街の魔導書屋は星を見ない

とある猫好き

星読みの魔女の話

 曰く、その世には全ての権威が恐れる図書館があった。例えどれほどの年月が経過しようとも決して埃被らず、古今東西のあらゆる本が保管されている、そんな図書館。

 その図書館を実際に見たという人は数知れず。そうして人々はその図書館を畏敬の念を込めて伝承に残し、その伝承は形を変えて今も残っている。

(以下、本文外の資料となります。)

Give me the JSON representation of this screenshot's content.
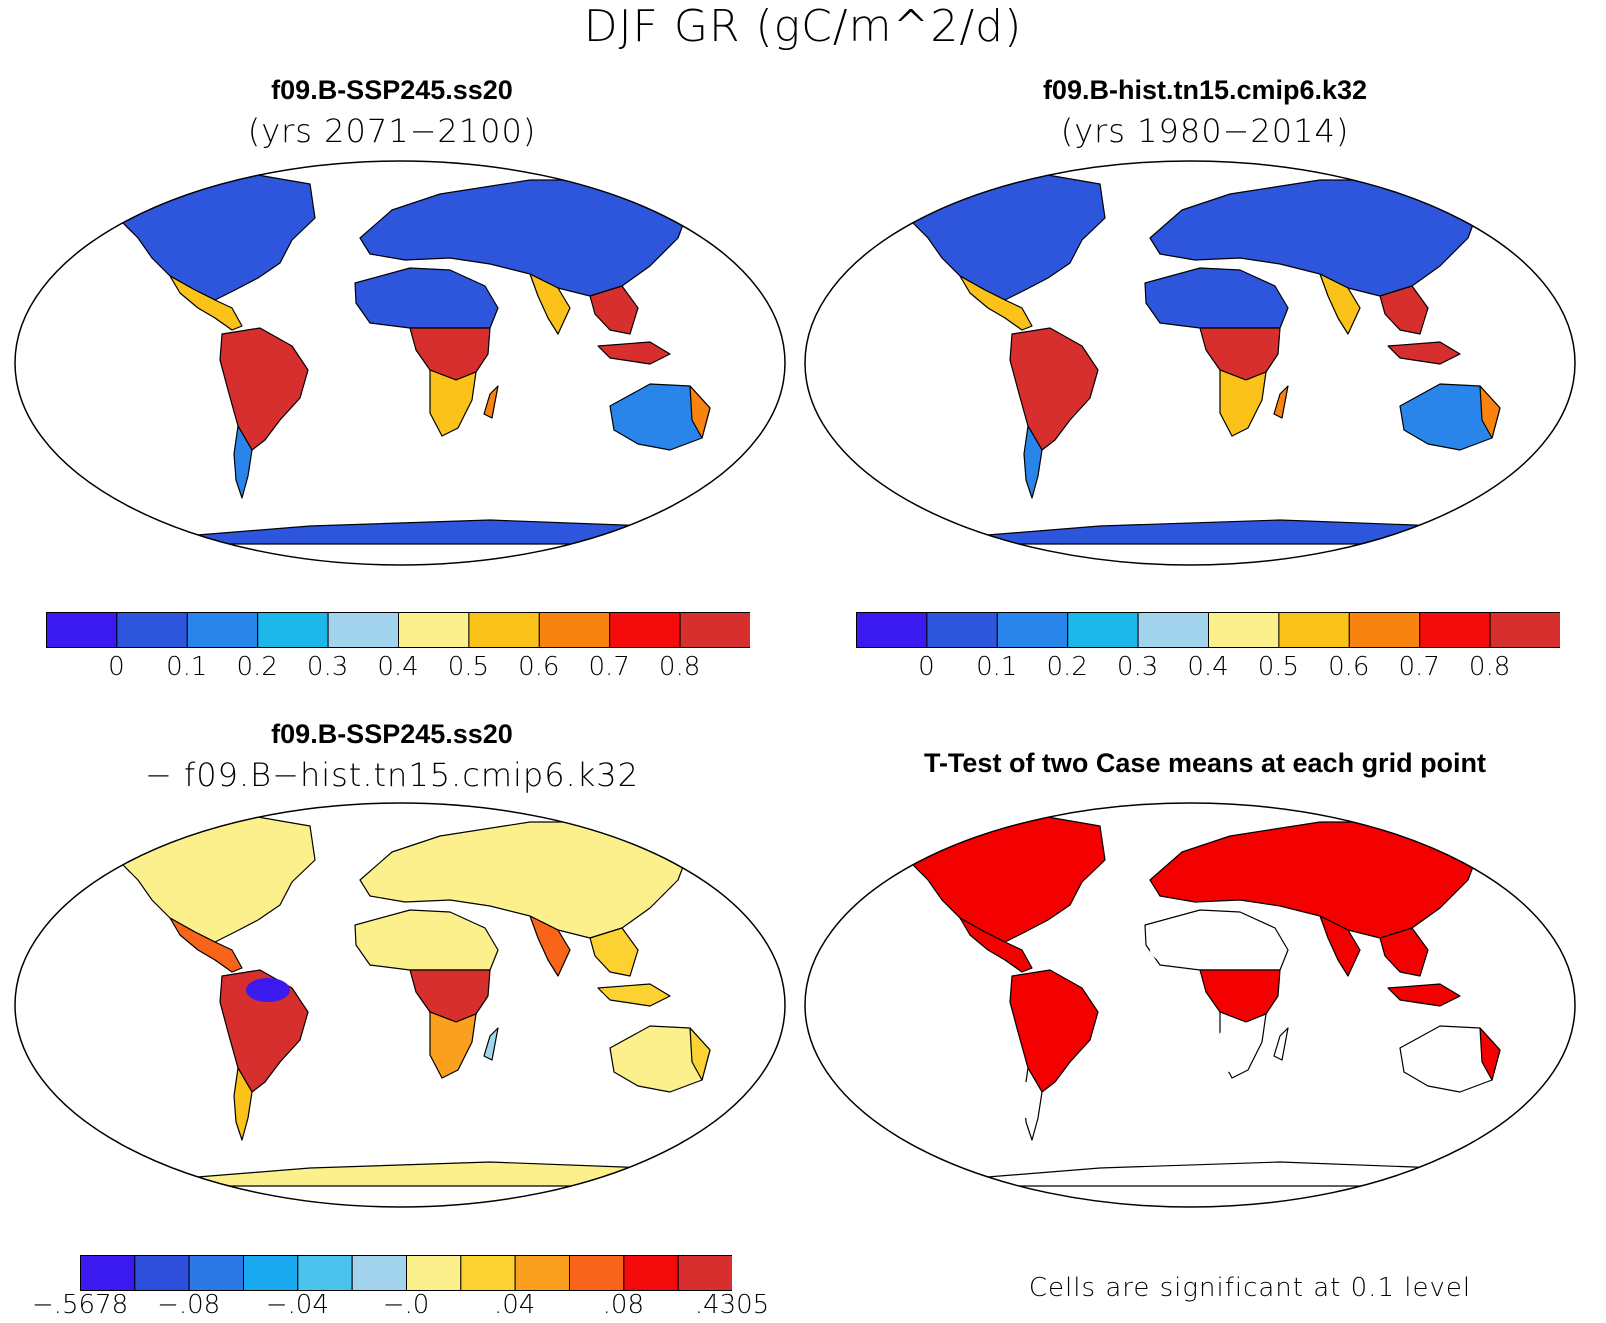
{
  "figure_title": "DJF GR (gC/m^2/d)",
  "panels": [
    {
      "title": "f09.B-SSP245.ss20",
      "subtitle": "(yrs 2071−2100)"
    },
    {
      "title": "f09.B-hist.tn15.cmip6.k32",
      "subtitle": "(yrs 1980−2014)"
    },
    {
      "title": "f09.B-SSP245.ss20",
      "subtitle": "− f09.B−hist.tn15.cmip6.k32"
    },
    {
      "title": "T-Test of two Case means at each grid point",
      "footnote": "Cells are significant at 0.1 level"
    }
  ],
  "colorbar_main": {
    "colors": [
      "#3b1af0",
      "#2e56dc",
      "#2a85ea",
      "#1cb8ea",
      "#a2d4ee",
      "#fbf08c",
      "#fbc21a",
      "#f8830f",
      "#f40b0b",
      "#d72e2e"
    ],
    "labels": [
      "0",
      "0.1",
      "0.2",
      "0.3",
      "0.4",
      "0.5",
      "0.6",
      "0.7",
      "0.8"
    ]
  },
  "colorbar_diff": {
    "colors": [
      "#3b1af0",
      "#2e4fdc",
      "#2c78e6",
      "#1aa8ef",
      "#4cc2ee",
      "#a2d4ee",
      "#fbf08c",
      "#fbd232",
      "#fba01e",
      "#f8641a",
      "#f40b0b",
      "#d72e2e"
    ],
    "labels": [
      "−.5678",
      "−.08",
      "−.04",
      "−.0",
      ".04",
      ".08",
      ".4305"
    ]
  },
  "map_colors": {
    "ocean": "#ffffff",
    "significant": "#f50000"
  },
  "land_fills": {
    "ssp": {
      "north_america": "#2e56dc",
      "central_america": "#fbc21a",
      "south_america": "#d72e2e",
      "south_america_south": "#2a85ea",
      "europe_asia": "#2e56dc",
      "south_asia": "#fbc21a",
      "southeast_asia": "#d72e2e",
      "africa_north": "#2e56dc",
      "africa_central": "#d72e2e",
      "africa_south": "#fbc21a",
      "madagascar": "#f8830f",
      "australia": "#2a85ea",
      "australia_east": "#f8830f",
      "antarctica": "#2e56dc"
    },
    "hist": {
      "north_america": "#2e56dc",
      "central_america": "#fbc21a",
      "south_america": "#d72e2e",
      "south_america_south": "#2a85ea",
      "europe_asia": "#2e56dc",
      "south_asia": "#fbc21a",
      "southeast_asia": "#d72e2e",
      "africa_north": "#2e56dc",
      "africa_central": "#d72e2e",
      "africa_south": "#fbc21a",
      "madagascar": "#f8830f",
      "australia": "#2a85ea",
      "australia_east": "#f8830f",
      "antarctica": "#2e56dc"
    },
    "diff": {
      "north_america": "#fbf08c",
      "central_america": "#f8641a",
      "south_america": "#d72e2e",
      "south_america_south": "#fbc21a",
      "europe_asia": "#fbf08c",
      "south_asia": "#f8641a",
      "southeast_asia": "#fbd232",
      "africa_north": "#fbf08c",
      "africa_central": "#d72e2e",
      "africa_south": "#fba01e",
      "madagascar": "#a2d4ee",
      "australia": "#fbf08c",
      "australia_east": "#fbd232",
      "antarctica": "#fbf08c",
      "amazon_patch": "#3b1af0"
    },
    "ttest": {
      "north_america": "#f50000",
      "central_america": "#f50000",
      "south_america": "#f50000",
      "south_america_south": "#ffffff",
      "europe_asia": "#f50000",
      "south_asia": "#f50000",
      "southeast_asia": "#f50000",
      "africa_north": "#ffffff",
      "africa_central": "#f50000",
      "africa_south": "#ffffff",
      "madagascar": "#ffffff",
      "australia": "#ffffff",
      "australia_east": "#f50000",
      "antarctica": "#ffffff"
    }
  }
}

 大陸の端から端まで、その図書館の噂と伝承を知らない者はいない。



「土は人が生み出す数多の奇跡を。木は原初の炎と街の始まりを。石は降り止まない雨と血を。鉄は開花と束の間の自由を。そして夜空に棲む星読みの魔女は人々の願い、決意、そして行動を」


 「───覚えている」







 ここは鉄と夢の街、ケイリンス。この街に足を踏み込む者は、煙と油の匂いが一週間も取れないことを覚悟する。だがそれだけあって、この街が生み出す品質の高い鉄武器はどの国でも需要がある。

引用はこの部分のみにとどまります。